Agrega que hay “una política de criminalización en contra de la población migrante impulsada por el Estado mexicano (…) El mensaje que reciben los cuerpos policiacos y de procuración de justicia es que es permisible, e incluso esperado, detener a las mujeres y que no habrá consecuencia si al hacerlo vulneran sus derechos humanos”.
Criminalizan a mexicana
La pareja se subió a la camioneta de los policías y ahí comenzó su calvario, porque los llevaron a la estación migratoria y fueron encarcelados por supuesta trata de personas con fines de explotación sexual. Ambos fueron acusados, sin pruebas, por la ex esposa de su cónyuge. Recuerda con impotencia que cuando le dictaron sentencia la licenciada le dijo: “Agradece que no te dieron mucho [tiempo], te dieron poquito, 20 años”. Sin embargo, luego de tres años y un mes en prisión logró salir, aunque tiene que ir a firmar cada mes.
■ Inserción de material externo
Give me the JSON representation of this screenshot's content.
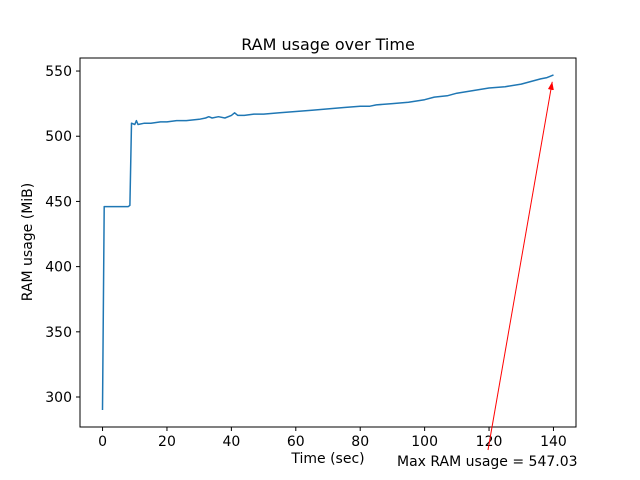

“ ¿Cuál fue mi delito?, ¿por ser pobre, por no saber defenderme?”, cuestiona esta mujer de tez morena, cabello lacio oscuro y estatura media. Afirma que “la autoridad no busca quién lo hace, sino quién lo paga”, y por eso pide que le reparen el daño que le han causado. Lo que más la preocupa es que su esposo enfermo aún está en la cárcel y no recibe la atención médica que necesita.